4. The display system according to claim 2, wherein the screen is positioned on the back side opposite to the screen surface on which the image is displayed, so as to receive the downward airflow generated by the lifting unit and be biased in a direction away from the main body in the horizontal plane.

5. Multiple lifting units are provided, The display system according to claim 4, wherein the screens are a plurality of screens, and the plurality of screens are arranged vertically below any of the plurality of lifting units, and are arranged in a position that is rotationally symmetric with respect to the central axis when the vertical axis passing through the center of the main body in the horizontal plane is the central axis, so that their relative positions remain unchanged.

6. The display system according to claim 5, further comprising a stabilizing plate positioned at an inclination with respect to the vertical direction between the vertically lower ends of the plate-shaped, rotationally symmetrically arranged screens, which receives the downward airflow generated by the lifting portion on the plate surface and is biased in a direction away from the main body on the horizontal plane.

7. The display system according to claim 2, wherein the length of the suspension portion is variable.

8. The display system according to claim 2, wherein the angle of the surface with respect to the vertical direction is variable.

9. The display system according to claim 2, wherein the screen has a shape that is the side surface of a frustocone, where the diameter of the upper vertical surface is greater than the diameter of the lower vertical surface.

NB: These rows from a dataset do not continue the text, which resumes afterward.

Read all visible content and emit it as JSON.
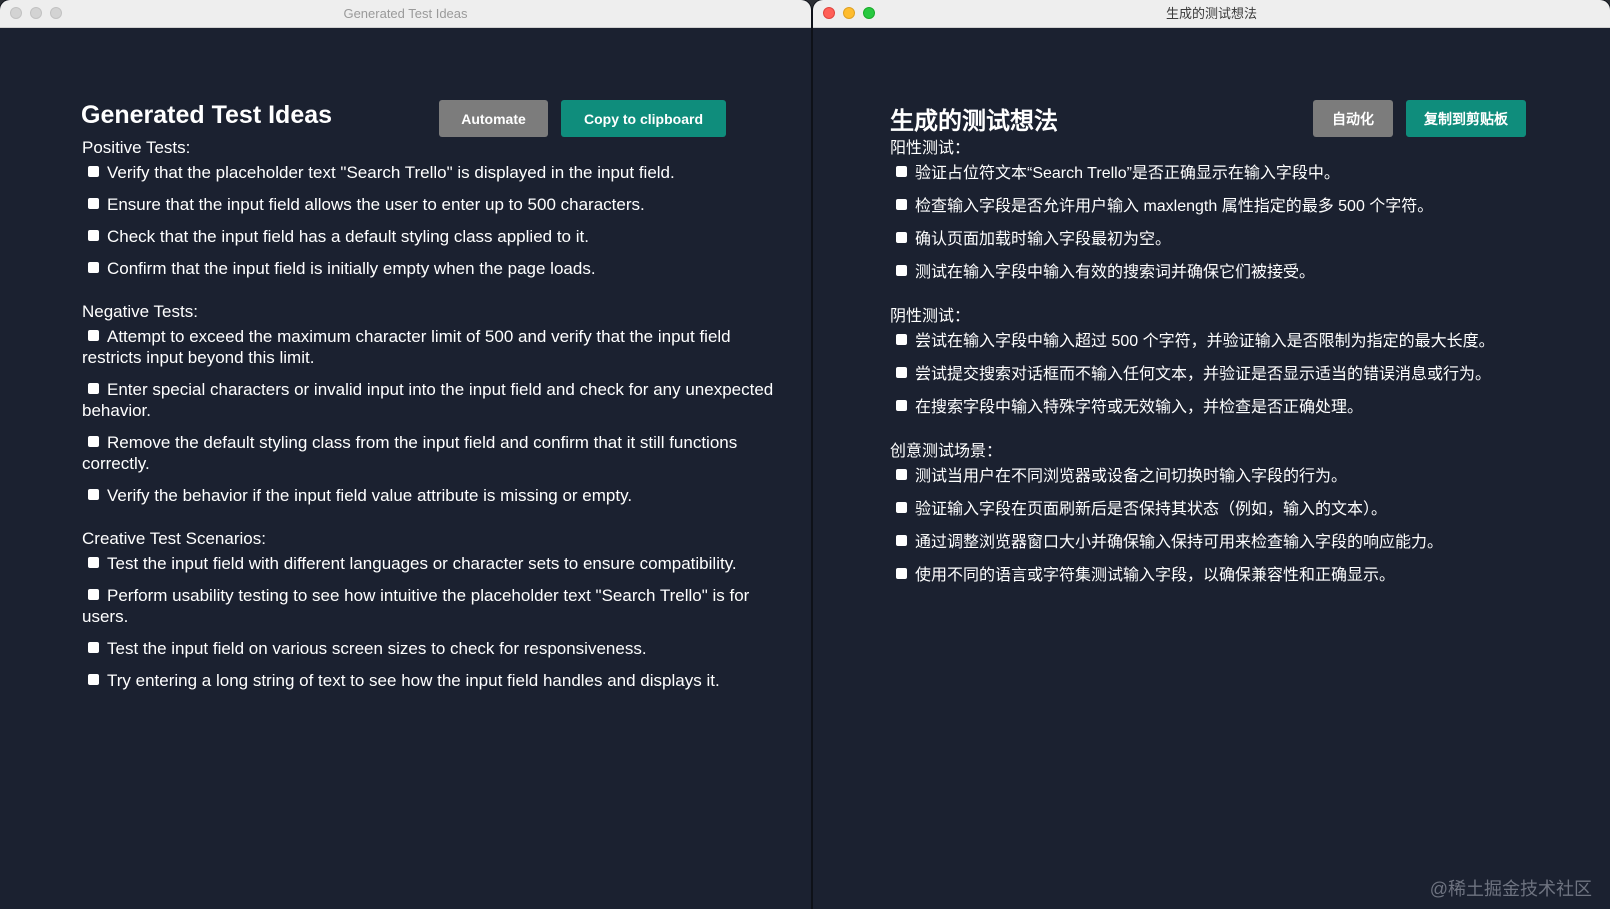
{
  "left_window": {
    "title": "Generated Test Ideas",
    "heading": "Generated Test Ideas",
    "buttons": {
      "automate": "Automate",
      "copy": "Copy to clipboard"
    },
    "sections": [
      {
        "title": "Positive Tests:",
        "items": [
          "Verify that the placeholder text \"Search Trello\" is displayed in the input field.",
          "Ensure that the input field allows the user to enter up to 500 characters.",
          "Check that the input field has a default styling class applied to it.",
          "Confirm that the input field is initially empty when the page loads."
        ]
      },
      {
        "title": "Negative Tests:",
        "items": [
          "Attempt to exceed the maximum character limit of 500 and verify that the input field restricts input beyond this limit.",
          "Enter special characters or invalid input into the input field and check for any unexpected behavior.",
          "Remove the default styling class from the input field and confirm that it still functions correctly.",
          "Verify the behavior if the input field value attribute is missing or empty."
        ]
      },
      {
        "title": "Creative Test Scenarios:",
        "items": [
          "Test the input field with different languages or character sets to ensure compatibility.",
          "Perform usability testing to see how intuitive the placeholder text \"Search Trello\" is for users.",
          "Test the input field on various screen sizes to check for responsiveness.",
          "Try entering a long string of text to see how the input field handles and displays it."
        ]
      }
    ]
  },
  "right_window": {
    "title": "生成的测试想法",
    "heading": "生成的测试想法",
    "buttons": {
      "automate": "自动化",
      "copy": "复制到剪贴板"
    },
    "sections": [
      {
        "title": "阳性测试：",
        "items": [
          "验证占位符文本“Search Trello”是否正确显示在输入字段中。",
          "检查输入字段是否允许用户输入 maxlength 属性指定的最多 500 个字符。",
          "确认页面加载时输入字段最初为空。",
          "测试在输入字段中输入有效的搜索词并确保它们被接受。"
        ]
      },
      {
        "title": "阴性测试：",
        "items": [
          "尝试在输入字段中输入超过 500 个字符，并验证输入是否限制为指定的最大长度。",
          "尝试提交搜索对话框而不输入任何文本，并验证是否显示适当的错误消息或行为。",
          "在搜索字段中输入特殊字符或无效输入，并检查是否正确处理。"
        ]
      },
      {
        "title": "创意测试场景：",
        "items": [
          "测试当用户在不同浏览器或设备之间切换时输入字段的行为。",
          "验证输入字段在页面刷新后是否保持其状态（例如，输入的文本）。",
          "通过调整浏览器窗口大小并确保输入保持可用来检查输入字段的响应能力。",
          "使用不同的语言或字符集测试输入字段，以确保兼容性和正确显示。"
        ]
      }
    ]
  },
  "watermark": "@稀土掘金技术社区",
  "colors": {
    "background": "#1b2130",
    "teal_button": "#0f8d7c",
    "gray_button": "#7c7c7c"
  }
}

10. The display system according to claim 2, wherein the screen is positioned on the back side opposite to the screen surface on which the image is displayed, so as to receive the downward airflow generated by the lifting unit and be biased toward the main body in the horizontal plane.

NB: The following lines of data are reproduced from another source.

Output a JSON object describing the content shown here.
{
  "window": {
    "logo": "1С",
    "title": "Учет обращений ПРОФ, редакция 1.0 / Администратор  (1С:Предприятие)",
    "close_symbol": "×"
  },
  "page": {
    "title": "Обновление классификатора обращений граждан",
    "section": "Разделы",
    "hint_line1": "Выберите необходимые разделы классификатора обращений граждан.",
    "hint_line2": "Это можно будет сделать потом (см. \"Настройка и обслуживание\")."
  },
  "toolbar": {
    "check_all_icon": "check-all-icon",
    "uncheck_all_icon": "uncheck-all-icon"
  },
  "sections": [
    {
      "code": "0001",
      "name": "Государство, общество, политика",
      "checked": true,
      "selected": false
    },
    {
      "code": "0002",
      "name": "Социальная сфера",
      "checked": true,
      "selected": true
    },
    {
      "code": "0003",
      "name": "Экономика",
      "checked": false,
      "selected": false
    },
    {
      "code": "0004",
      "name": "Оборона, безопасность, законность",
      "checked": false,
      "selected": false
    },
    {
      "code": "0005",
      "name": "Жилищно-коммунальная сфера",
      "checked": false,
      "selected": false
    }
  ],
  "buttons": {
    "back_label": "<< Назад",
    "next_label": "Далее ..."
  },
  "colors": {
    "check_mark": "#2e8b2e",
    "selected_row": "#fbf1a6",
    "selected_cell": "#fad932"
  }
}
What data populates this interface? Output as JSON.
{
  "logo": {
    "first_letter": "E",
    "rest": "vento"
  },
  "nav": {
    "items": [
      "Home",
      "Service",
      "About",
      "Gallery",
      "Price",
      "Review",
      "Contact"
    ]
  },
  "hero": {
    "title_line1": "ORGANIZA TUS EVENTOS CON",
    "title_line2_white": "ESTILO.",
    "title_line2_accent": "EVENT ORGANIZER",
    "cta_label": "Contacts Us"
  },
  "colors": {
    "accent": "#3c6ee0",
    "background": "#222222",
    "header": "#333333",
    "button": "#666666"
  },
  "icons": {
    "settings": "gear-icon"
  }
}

11. The display system according to claim 10, wherein the projection unit is positioned vertically below the screen.

12. The display system according to claim 10, wherein a reflector that reflects projected light from the projection unit is positioned vertically below the screen.

13. The aforementioned suspension part is a light-shielding plate. The display system according to claim 3, wherein the light-shielding plate is inclined with respect to the vertical direction so as to receive a downward airflow generated by the lifting portion on the plate surface and biased toward the main body portion in the horizontal plane.

14. Mooring points located on the ground, The display system according to claim 1, further comprising a fixing string connecting the mooring portion and the lower part of the screen.

15. The display system according to claim 14, wherein at least a portion of the fixing string is made of an elastic material.

16. The display system according to claim 15, wherein the fixing string connects both ends of the elastic body and includes a string-like non-elastic body that is longer than the elastic body.

17. The display system according to claim 14, wherein the mooring section is equipped with a reel mechanism for unwinding and winding the fixing rope.